- Born: June 16, 1971 (age 55) Chicago, Illinois, U.S.
- Years active: 2001–present

= J. Keith van Straaten =

American actor

J. Keith van Straaten (born June 16, 1971) is an American actor, host, and writer. He was born in Chicago, Illinois, and is of Dutch heritage.

On TV, he hosted the first season of the Comedy Central game show Beat the Geeks in 2001 and began appearing as a panelist on VH1's Best Week Ever in 2006. He frequently appears as a commentator on E! Entertainment Television on shows such as: 25 Most Memorable Swimsuit Moments and Wildest Spring Break Moments. He also appeared in Season 2, Episode 10 of Curb Your Enthusiasm (2001).
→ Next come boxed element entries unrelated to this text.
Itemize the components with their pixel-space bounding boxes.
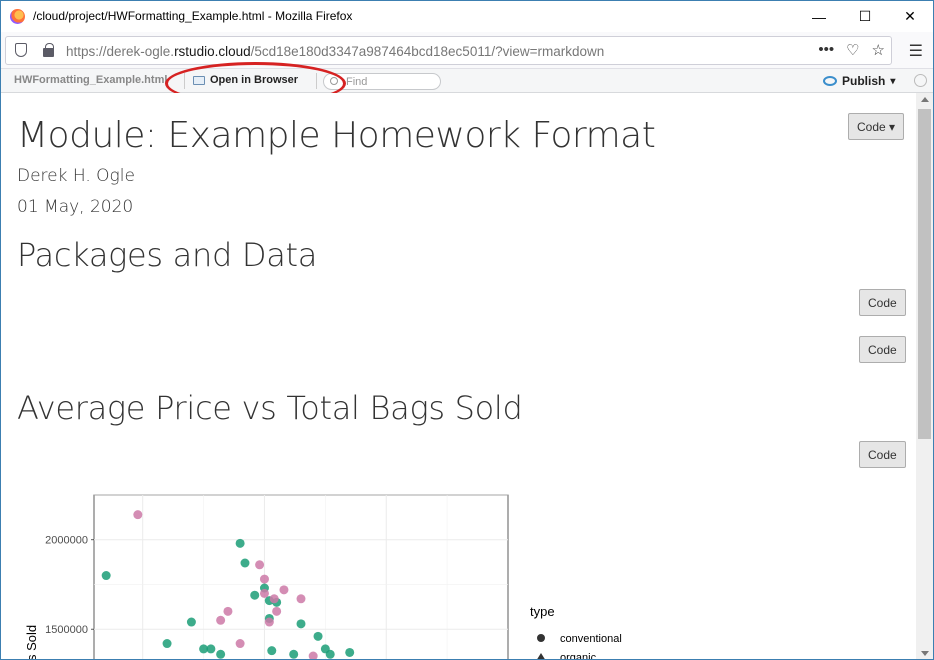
section-heading-average-price: Average Price vs Total Bags Sold	[17, 389, 523, 427]
legend-title: type	[530, 604, 555, 619]
data-point-organic	[269, 594, 279, 604]
file-name-label: HWFormatting_Example.html	[14, 74, 168, 86]
data-point-organic	[279, 585, 289, 595]
data-point-organic	[255, 560, 265, 570]
data-point-conventional	[240, 558, 250, 568]
page-actions: ••• ♡ ☆	[818, 41, 885, 59]
address-bar[interactable]: https://derek-ogle.rstudio.cloud/5cd18e1…	[5, 36, 892, 65]
page-actions-more-icon[interactable]: •••	[818, 41, 834, 59]
minimize-button[interactable]: —	[796, 1, 842, 32]
code-button[interactable]: Code	[859, 289, 906, 316]
publish-icon	[823, 76, 837, 86]
data-point-conventional	[216, 649, 226, 659]
y-tick-label: 2000000	[45, 535, 88, 547]
code-all-dropdown-button[interactable]: Code ▾	[848, 113, 905, 140]
find-placeholder: Find	[346, 76, 368, 88]
data-point-organic	[264, 617, 274, 627]
data-point-conventional	[250, 590, 260, 600]
data-point-conventional	[296, 619, 306, 629]
maximize-button[interactable]: ☐	[842, 1, 888, 32]
publish-button[interactable]: Publish ▾	[823, 74, 895, 88]
url-suffix: /5cd18e180d3347a987464bcd18ec5011/?view=…	[250, 44, 605, 59]
scroll-down-arrow-icon[interactable]	[921, 651, 929, 656]
rstudio-viewer-toolbar: HWFormatting_Example.html Open in Browse…	[1, 69, 933, 93]
title-bar: /cloud/project/HWFormatting_Example.html…	[1, 1, 933, 32]
data-point-organic	[216, 615, 226, 625]
date: 01 May, 2020	[17, 197, 134, 217]
vertical-scrollbar[interactable]	[916, 93, 933, 659]
data-point-conventional	[235, 538, 245, 548]
section-heading-packages: Packages and Data	[17, 236, 318, 274]
browser-window: /cloud/project/HWFormatting_Example.html…	[0, 0, 934, 660]
firefox-icon	[10, 9, 25, 24]
legend-key-triangle	[537, 653, 545, 659]
y-tick-label: 1500000	[45, 624, 88, 636]
y-axis-label: s Sold	[24, 625, 39, 660]
data-point-organic	[259, 574, 269, 584]
y-axis-ticks: 2000000 1500000	[45, 535, 94, 636]
hamburger-menu-icon[interactable]: ☰	[909, 41, 923, 61]
lock-icon[interactable]	[43, 43, 54, 57]
data-point-conventional	[206, 644, 216, 654]
data-point-organic	[133, 510, 143, 520]
bookmark-star-icon[interactable]: ☆	[872, 41, 885, 59]
legend-item-conventional: conventional	[560, 633, 622, 645]
data-point-conventional	[345, 647, 355, 657]
plot-panel	[93, 494, 509, 659]
data-point-conventional	[289, 649, 299, 659]
code-button[interactable]: Code	[859, 441, 906, 468]
page-title: Module: Example Homework Format	[17, 115, 656, 156]
tracking-shield-icon[interactable]	[15, 43, 27, 57]
code-button[interactable]: Code	[859, 336, 906, 363]
scroll-up-arrow-icon[interactable]	[921, 97, 929, 102]
data-point-organic	[223, 606, 233, 616]
refresh-icon[interactable]	[914, 74, 927, 87]
data-point-conventional	[313, 631, 323, 641]
data-point-conventional	[186, 617, 196, 627]
chevron-down-icon: ▾	[890, 75, 896, 87]
author: Derek H. Ogle	[17, 166, 135, 186]
data-point-organic	[259, 588, 269, 598]
url-text[interactable]: https://derek-ogle.rstudio.cloud/5cd18e1…	[66, 44, 604, 59]
data-point-organic	[296, 594, 306, 604]
window-title: /cloud/project/HWFormatting_Example.html…	[33, 9, 353, 23]
url-prefix: https://derek-ogle.	[66, 44, 175, 59]
data-point-conventional	[325, 649, 335, 659]
data-point-organic	[272, 606, 282, 616]
legend-item-organic: organic	[560, 652, 597, 660]
navigation-toolbar: https://derek-ogle.rstudio.cloud/5cd18e1…	[1, 32, 933, 69]
scroll-thumb[interactable]	[918, 109, 931, 439]
pocket-icon[interactable]: ♡	[846, 41, 859, 59]
document-content: Module: Example Homework Format Code ▾ D…	[1, 93, 916, 660]
close-button[interactable]: ✕	[887, 1, 933, 32]
data-point-conventional	[267, 646, 277, 656]
scatter-plot: 20000001500000 s Sold type conventional …	[24, 494, 622, 660]
data-point-conventional	[101, 571, 111, 581]
data-point-conventional	[162, 639, 172, 649]
publish-label: Publish	[842, 74, 886, 88]
data-point-organic	[235, 639, 245, 649]
legend-key-circle	[537, 634, 545, 642]
url-domain: rstudio.cloud	[174, 44, 251, 59]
Van Straaten has worked with Yahoo! on a number of projects. During the 2007 and 2008 Academy Award season, he authored a blog on Yahoo! Movies covering events and information up to and including the awards show. He also wrote their 2007 Summer and Holiday Movie Guides. The 28 short Yahoo! Answers On The Street segments

were also hosted by van Straaten.

He briefly hosted a weekend internet radio show in 2007, the Game Show Radio Game Show.

Van Straaten has appeared in several television commercials, including those for McDonald's, Nike, and Cheez-It. He hosted the pilot for the US edition of Balls of Steel.

He produced and hosted a live-on-stage revival of What's My Line? at the Barrow Street Theatre in New York City, following its run at ACME Comedy Theatre in Los Angeles, California. He also created puzzles and served as a writer on NPR's quiz show "Ask Me Another". Also, he produced and hosted "The Fix-Up Show," a live-on-stage matchmaking show at the Triad Theater in New York City.

Currently he hosts the Maximum Fun podcast "Go Fact Yourself" alongside comedian Helen Hong.